Yep. Bang on. Yet how many cybersecurity people do you know who are capable of doing this? This takes a Security culture and behaviour person, or a Cyber leader with the ability to translate security stuff into business outcomes and priorities, and it’s not an easy job, but well worth doing. (Welcome to Jemma’s toast talk, 2020).
“The board’s increased focus on cybersecurity is being driven by the trend toward explicit-level accountability for cybersecurity to include enhanced responsibilities for board members in their governance activities. Cybersecurity leaders must provide boards with reporting that demonstrates the impact of cybersecurity programs on the organisation’s goals and objectives.”
“SRMs leaders must encourage active board participation and engagement in cybersecurity decision making,” said Addiscott. “Act as a strategic advisor, providing recommendations for actions to be taken by the board, including allocation of budgets and resources for security.”
And, it’s as easy as that! I can’t be the only one who’s attended a talk titled “what boards care about” or “how to speak to the board” at some cyber conference? What infuriates me about these talks is there is never a member of a board leading these talks, or taking part in the panel. Why? Is it because they don’t want to give you this crucial information? Because they want to see 31 slides of words, when they asked for a RAG status? No! It’s because us security people never ask them! We assume their brains work in the same way as ours. You get 5 minutes with the board, if you’re lucky, and you went with 31 slides! For once, get off your ass and ask them how they want info. It’s the first thing I do! I ask how do you best digest information, and I give them the information in that way. It’s how you influence business decisions, through security, and again, I did a talk on this, a very long time ago!

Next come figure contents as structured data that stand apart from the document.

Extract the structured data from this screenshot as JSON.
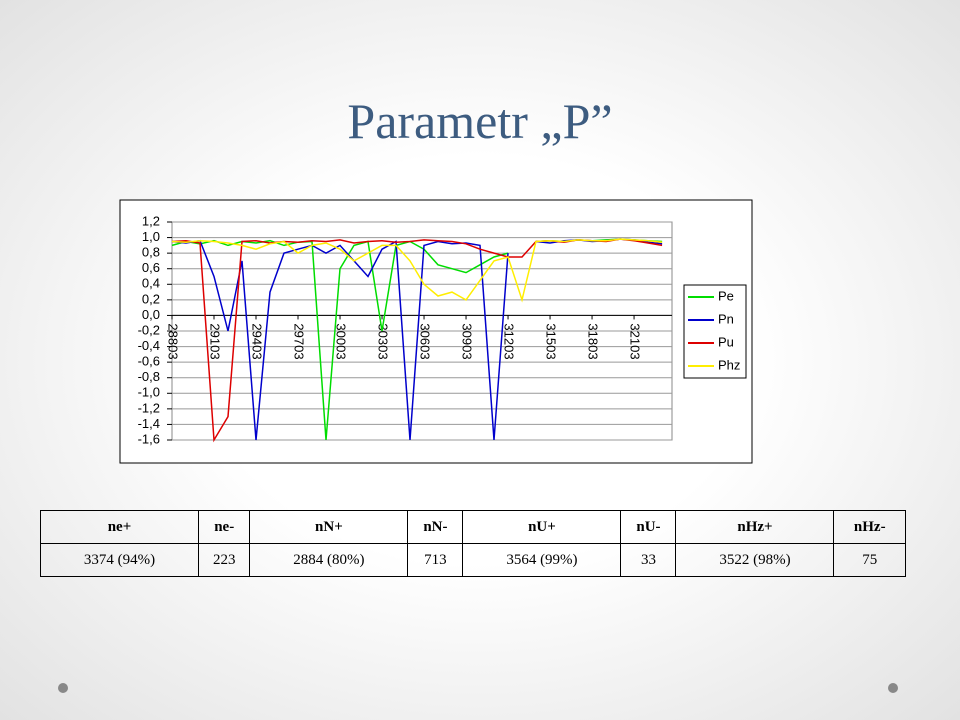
{
  "title": "Parametr „P”",
  "chart_data": {
    "type": "line",
    "x": [
      28803,
      28903,
      29003,
      29103,
      29203,
      29303,
      29403,
      29503,
      29603,
      29703,
      29803,
      29903,
      30003,
      30103,
      30203,
      30303,
      30403,
      30503,
      30603,
      30703,
      30803,
      30903,
      31003,
      31103,
      31203,
      31303,
      31403,
      31503,
      31603,
      31703,
      31803,
      31903,
      32003,
      32103,
      32203,
      32303
    ],
    "series": [
      {
        "name": "Pe",
        "color": "#00dd00",
        "values": [
          0.9,
          0.95,
          0.92,
          0.96,
          0.9,
          0.95,
          0.93,
          0.96,
          0.9,
          0.94,
          0.95,
          -1.6,
          0.6,
          0.9,
          0.95,
          -0.2,
          0.9,
          0.95,
          0.85,
          0.65,
          0.6,
          0.55,
          0.65,
          0.75,
          0.8,
          null,
          0.95,
          0.96,
          0.95,
          0.97,
          0.96,
          0.97,
          0.98,
          0.97,
          0.96,
          0.95
        ]
      },
      {
        "name": "Pn",
        "color": "#0000cc",
        "values": [
          0.95,
          0.93,
          0.96,
          0.5,
          -0.2,
          0.7,
          -1.6,
          0.3,
          0.8,
          0.85,
          0.9,
          0.8,
          0.9,
          0.7,
          0.5,
          0.85,
          0.95,
          -1.6,
          0.9,
          0.95,
          0.92,
          0.93,
          0.9,
          -1.6,
          0.8,
          null,
          0.95,
          0.93,
          0.96,
          0.97,
          0.95,
          0.96,
          0.98,
          0.97,
          0.94,
          0.92
        ]
      },
      {
        "name": "Pu",
        "color": "#dd0000",
        "values": [
          0.95,
          0.96,
          0.93,
          -1.6,
          -1.3,
          0.95,
          0.96,
          0.93,
          0.95,
          0.94,
          0.96,
          0.95,
          0.97,
          0.93,
          0.95,
          0.96,
          0.94,
          0.95,
          0.97,
          0.96,
          0.95,
          0.92,
          0.85,
          0.8,
          0.75,
          0.75,
          0.95,
          0.96,
          0.94,
          0.97,
          0.96,
          0.95,
          0.98,
          0.96,
          0.93,
          0.9
        ]
      },
      {
        "name": "Phz",
        "color": "#ffee00",
        "values": [
          0.95,
          0.94,
          0.96,
          0.95,
          0.93,
          0.9,
          0.85,
          0.92,
          0.95,
          0.8,
          0.9,
          0.93,
          0.85,
          0.7,
          0.8,
          0.9,
          0.9,
          0.7,
          0.4,
          0.25,
          0.3,
          0.2,
          0.45,
          0.7,
          0.75,
          0.2,
          0.95,
          0.96,
          0.95,
          0.97,
          0.96,
          0.96,
          0.98,
          0.97,
          0.96,
          0.94
        ]
      }
    ],
    "xlim": [
      28803,
      32374
    ],
    "xticks": [
      28803,
      29103,
      29403,
      29703,
      30003,
      30303,
      30603,
      30903,
      31203,
      31503,
      31803,
      32103
    ],
    "ylim": [
      -1.6,
      1.2
    ],
    "yticks": [
      {
        "value": 1.2,
        "label": "1,2"
      },
      {
        "value": 1.0,
        "label": "1,0"
      },
      {
        "value": 0.8,
        "label": "0,8"
      },
      {
        "value": 0.6,
        "label": "0,6"
      },
      {
        "value": 0.4,
        "label": "0,4"
      },
      {
        "value": 0.2,
        "label": "0,2"
      },
      {
        "value": 0.0,
        "label": "0,0"
      },
      {
        "value": -0.2,
        "label": "-0,2"
      },
      {
        "value": -0.4,
        "label": "-0,4"
      },
      {
        "value": -0.6,
        "label": "-0,6"
      },
      {
        "value": -0.8,
        "label": "-0,8"
      },
      {
        "value": -1.0,
        "label": "-1,0"
      },
      {
        "value": -1.2,
        "label": "-1,2"
      },
      {
        "value": -1.4,
        "label": "-1,4"
      },
      {
        "value": -1.6,
        "label": "-1,6"
      }
    ],
    "grid": true
  },
  "table": {
    "headers": [
      "ne+",
      "ne-",
      "nN+",
      "nN-",
      "nU+",
      "nU-",
      "nHz+",
      "nHz-"
    ],
    "rows": [
      [
        "3374 (94%)",
        "223",
        "2884 (80%)",
        "713",
        "3564 (99%)",
        "33",
        "3522 (98%)",
        "75"
      ]
    ]
  }
}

So, where was I going with my spurge of angry words? When I was repeatedly tagged in the post relating to the report on LinkedIn, there were a huge number of people like me who were hollering “we’ve been saying this for years!” When I shared the post, I had a few interesting questions from my network, and every time I read a question, I re-read the piece to refresh my memory, and the rage grew. I don’t know who Richard is, and I’m sure I’m off his seasonal card list, but things like this are just not helpful. I guess my rage stems from the throw away comments that make this the norm. The far flung dates that may sit in someone’s mind of “I don’t need to think about this for a while”.
Cybersecurity is in the mess it’s in because we prioritise technology and processes, and we always forget the people aspect. Cybersecurity still believes that people are the problem and the weakest link. Cybersecurity people are amazing people, and I love most of you, but they can not be all the things, all of the time. You can not make a blanket statement that says people all need to behave or think in a set way. You can not expect cybersecurity people to work in the same way as internal comms, or PR teams, just like you don’t expect the receptionist to monitor the SIEM while the analyst is on lunch.
Gartner, you are not helping anyone with this type of content.